Relationship difficulties and delayed ejaculation

However, relationship difficulties can cause a loss of intimacy and a decrease in desire. A slowly rising attitude of hostility may degrade intimacy to the point where a man no longer enjoys intercourse. He may be unable to speak about this to his partner, or start a rational dialogue to resolve their problems.

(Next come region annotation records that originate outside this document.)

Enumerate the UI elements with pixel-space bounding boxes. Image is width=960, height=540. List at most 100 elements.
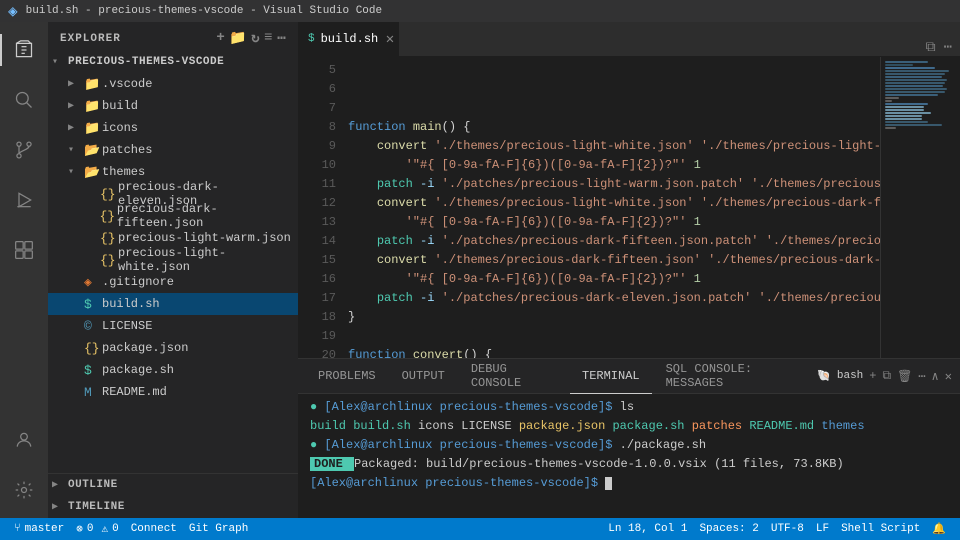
run-activity-icon[interactable] bbox=[0, 176, 48, 224]
sidebar-item-dark-fifteen[interactable]: {} precious-dark-fifteen.json bbox=[48, 205, 298, 227]
status-spaces[interactable]: Spaces: 2 bbox=[693, 523, 764, 535]
explorer-title: EXPLORER bbox=[60, 33, 121, 45]
editor-content: 5 6 7 8 9 10 11 12 13 14 15 16 17 18 19 … bbox=[298, 57, 960, 358]
title-bar: ◈ build.sh - precious-themes-vscode - Vi… bbox=[0, 0, 960, 22]
sidebar-item-packagejson[interactable]: {} package.json bbox=[48, 337, 298, 359]
timeline-arrow: ▶ bbox=[52, 501, 68, 513]
terminal-panel: PROBLEMS OUTPUT DEBUG CONSOLE TERMINAL S… bbox=[298, 358, 960, 518]
error-count: 0 bbox=[87, 523, 94, 535]
collapse-icon[interactable]: ≡ bbox=[264, 30, 273, 47]
terminal-split-icon[interactable]: ⧉ bbox=[882, 369, 891, 383]
tree-root[interactable]: ▾ PRECIOUS-THEMES-VSCODE bbox=[48, 51, 298, 73]
more-editor-icon[interactable]: ⋯ bbox=[944, 39, 952, 56]
code-editor[interactable]: function main() { convert './themes/prec… bbox=[344, 57, 880, 358]
sidebar-item-patches[interactable]: ▾ 📂 patches bbox=[48, 139, 298, 161]
buildsh-label: build.sh bbox=[102, 297, 160, 311]
root-arrow: ▾ bbox=[52, 56, 68, 68]
minimap bbox=[880, 57, 960, 358]
extensions-activity-icon[interactable] bbox=[0, 226, 48, 274]
source-control-activity-icon[interactable] bbox=[0, 126, 48, 174]
status-connect[interactable]: Connect bbox=[125, 518, 183, 540]
search-activity-icon[interactable] bbox=[0, 76, 48, 124]
license-label: LICENSE bbox=[102, 319, 152, 333]
outline-arrow: ▶ bbox=[52, 479, 68, 491]
build-label: build bbox=[102, 99, 138, 113]
new-file-icon[interactable]: + bbox=[216, 30, 225, 47]
terminal-more-icon[interactable]: ⋯ bbox=[918, 369, 925, 384]
tab-problems[interactable]: PROBLEMS bbox=[306, 359, 388, 394]
tab-buildsh-close[interactable]: ✕ bbox=[386, 31, 394, 48]
sidebar-item-icons[interactable]: ▶ 📁 icons bbox=[48, 117, 298, 139]
patches-arrow: ▾ bbox=[68, 144, 84, 156]
terminal-trash-icon[interactable]: 🗑 bbox=[897, 369, 912, 384]
build-folder-icon: 📁 bbox=[84, 99, 102, 114]
bash-label: 🐚 bbox=[817, 369, 831, 383]
tab-sql-console[interactable]: SQL CONSOLE: MESSAGES bbox=[654, 359, 816, 394]
terminal-body[interactable]: ● [Alex@archlinux precious-themes-vscode… bbox=[298, 394, 960, 518]
readme-label: README.md bbox=[102, 385, 167, 399]
more-icon[interactable]: ⋯ bbox=[277, 30, 286, 47]
status-language[interactable]: Shell Script bbox=[835, 523, 926, 535]
dark-fifteen-label: precious-dark-fifteen.json bbox=[117, 202, 298, 230]
file-tree: ▾ PRECIOUS-THEMES-VSCODE ▶ 📁 .vscode ▶ 📁… bbox=[48, 51, 298, 473]
tab-output[interactable]: OUTPUT bbox=[390, 359, 457, 394]
tab-terminal[interactable]: TERMINAL bbox=[570, 359, 652, 394]
refresh-icon[interactable]: ↻ bbox=[251, 30, 260, 47]
sidebar-item-gitignore[interactable]: ◈ .gitignore bbox=[48, 271, 298, 293]
sidebar-item-build[interactable]: ▶ 📁 build bbox=[48, 95, 298, 117]
terminal-line-4-done: DONE Packaged: build/precious-themes-vsc… bbox=[310, 455, 948, 474]
terminal-line-2-files: build build.sh icons LICENSE package.jso… bbox=[310, 417, 948, 436]
sidebar-item-vscode[interactable]: ▶ 📁 .vscode bbox=[48, 73, 298, 95]
tab-bar: $ build.sh ✕ ⧉ ⋯ bbox=[298, 22, 960, 57]
position-label: Ln 18, Col 1 bbox=[608, 523, 687, 535]
status-branch[interactable]: ⑂ master bbox=[8, 518, 70, 540]
outline-label: OUTLINE bbox=[68, 479, 118, 491]
sidebar-item-packagesh[interactable]: $ package.sh bbox=[48, 359, 298, 381]
status-git-graph[interactable]: Git Graph bbox=[183, 518, 254, 540]
line-numbers: 5 6 7 8 9 10 11 12 13 14 15 16 17 18 19 … bbox=[298, 57, 344, 358]
terminal-expand-icon[interactable]: ∧ bbox=[932, 369, 939, 384]
split-editor-icon[interactable]: ⧉ bbox=[926, 40, 936, 56]
error-icon: ⊗ bbox=[76, 522, 83, 536]
timeline-section[interactable]: ▶ TIMELINE bbox=[48, 496, 298, 518]
gitignore-label: .gitignore bbox=[102, 275, 174, 289]
sidebar-item-light-white[interactable]: {} precious-light-white.json bbox=[48, 249, 298, 271]
activity-bar bbox=[0, 22, 48, 518]
tab-buildsh[interactable]: $ build.sh ✕ bbox=[298, 22, 399, 56]
sidebar-header: EXPLORER + 📁 ↻ ≡ ⋯ bbox=[48, 22, 298, 51]
status-bell[interactable]: 🔔 bbox=[926, 522, 952, 536]
icons-folder-icon: 📁 bbox=[84, 121, 102, 136]
sidebar-item-license[interactable]: © LICENSE bbox=[48, 315, 298, 337]
files-activity-icon[interactable] bbox=[0, 26, 48, 74]
warning-count: 0 bbox=[112, 523, 119, 535]
terminal-add-icon[interactable]: + bbox=[869, 369, 876, 383]
bash-name: bash bbox=[837, 370, 863, 382]
sidebar-item-readme[interactable]: M README.md bbox=[48, 381, 298, 403]
status-errors[interactable]: ⊗ 0 ⚠ 0 bbox=[70, 518, 124, 540]
new-folder-icon[interactable]: 📁 bbox=[229, 30, 247, 47]
encoding-label: UTF-8 bbox=[771, 523, 804, 535]
light-white-label: precious-light-white.json bbox=[118, 246, 298, 274]
tab-debug-console[interactable]: DEBUG CONSOLE bbox=[459, 359, 568, 394]
outline-section[interactable]: ▶ OUTLINE bbox=[48, 474, 298, 496]
light-white-file-icon: {} bbox=[100, 253, 118, 268]
vscode-folder-icon: 📁 bbox=[84, 77, 102, 92]
status-encoding[interactable]: UTF-8 bbox=[765, 523, 810, 535]
terminal-toolbar: 🐚 bash + ⧉ 🗑 ⋯ ∧ ✕ bbox=[817, 369, 952, 384]
terminal-line-3: ● [Alex@archlinux precious-themes-vscode… bbox=[310, 436, 948, 455]
account-activity-icon[interactable] bbox=[0, 416, 48, 464]
vscode-label: .vscode bbox=[102, 77, 152, 91]
app-icon: ◈ bbox=[8, 1, 18, 21]
gitignore-file-icon: ◈ bbox=[84, 275, 102, 290]
icons-arrow: ▶ bbox=[68, 122, 84, 134]
settings-activity-icon[interactable] bbox=[0, 466, 48, 514]
spaces-label: Spaces: 2 bbox=[699, 523, 758, 535]
readme-file-icon: M bbox=[84, 385, 102, 400]
status-line-ending[interactable]: LF bbox=[810, 523, 835, 535]
branch-name: master bbox=[25, 523, 65, 535]
packagesh-label: package.sh bbox=[102, 363, 174, 377]
status-position[interactable]: Ln 18, Col 1 bbox=[602, 523, 693, 535]
themes-arrow: ▾ bbox=[68, 166, 84, 178]
terminal-close-icon[interactable]: ✕ bbox=[945, 369, 952, 384]
sidebar-item-buildsh[interactable]: $ build.sh bbox=[48, 293, 298, 315]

And even if there isn’t an emotional or psychological cause, such as resentment, anger, or any other adverse feelings on the part of the man towards his partner, there may well be a particular type of personality which is prone to delayed ejaculation. (Click on the cover image below to see a book on delayed ejaculation.)

According to the most current research journals, this individual type is quite likely a person who is somehow detached during sexual activity. He may be unaware of how aroused he is during sexual activity. He may think of sex as an obligation that he needs to perform, and whish he resents. He may see himself as responsible for his female partner’s pleasure. He may be convinced that the woman’s pleasure must come first and is the the most important part of sex.

These men generally, whether intentionally or not, see themselves as the “workhorse of sex”, thrusting rhythmically and energetically to steer intercourse to a successful climax (for the woman).

An important observation here is that many of the female partners of men in this situation tend to be disinterested about sex. They may have a a tacit understanding that their man is somehow responsible for their sexual pleasure. (Of course, in reality, everyone is responsible for their own pleasure.)

In instances like this, it’s helpful to re-educate the sexual partners and coach them in such a way that their ideas and attitudes about sex and sexual pleasure can be steered closer to reality.

Also, some men with this type of personality profile generally lack an awareness of their personal level of sexual pleasure. Often there seems to be a certain disconnect, or even a void, in their sexual maturity. They may have come to associate their internal sexual arousal with simply having sex with a partner.

What can be gleaned from all this? It seems these men are in a frustrating state of sexual confusion. They are attempting to engage in sex without all the emotional and physiological sensory awareness necessary for sex to be a pleasurable and mutually satisfying experience.

Delayed ejaculation video

Establishing The Facts (from www.working-relationship.com)

The first step in treatment if you see a sex therapist is likely to involve some kind of assessment of when you can actually achieve orgasm in sex. And here a number of typical questions that you might like to think about… questions that are relevant for the therapist and client alike!

  • Does the man experience performance pressure right from the start of intercourse or does it begin later on?
  • To what degree does the man feel himself to be “spectatoring”, that is to say detached from the sexual process in which he is engaged with his partner, and to what degree does he feel himself fully involved from moment to moment?
  • Does the man have sexual fantasies, and does he accept them without guilt or shame?
  • Does the man focus on satisfying his sexual partner, or is he also aware of his own needs and does he set out to have them fulfilled?
  • Does the man believed that his partner is interested in sex with him, or that she is just tolerating it?
  • Does the man feel any anxiety or apprehension around the prospect of orgasm and ejaculation (especially intravaginally), or alternatively with the loss of control that he may feel if he ejaculates?
  • And finally – how does the man with DE masturbate? Does he use internal erotic imagery or sexual fantasies and accept these easily or try to repress them?

Now, these questions are designed to address the issues that a man seeking a cure for delayed ejaculation may face during sex. There are, of course, deeper issues which can be examined – such as feelings of anger or hostility towards the man’s partner – but such psychodynamic  issues generally emerge as therapy continues.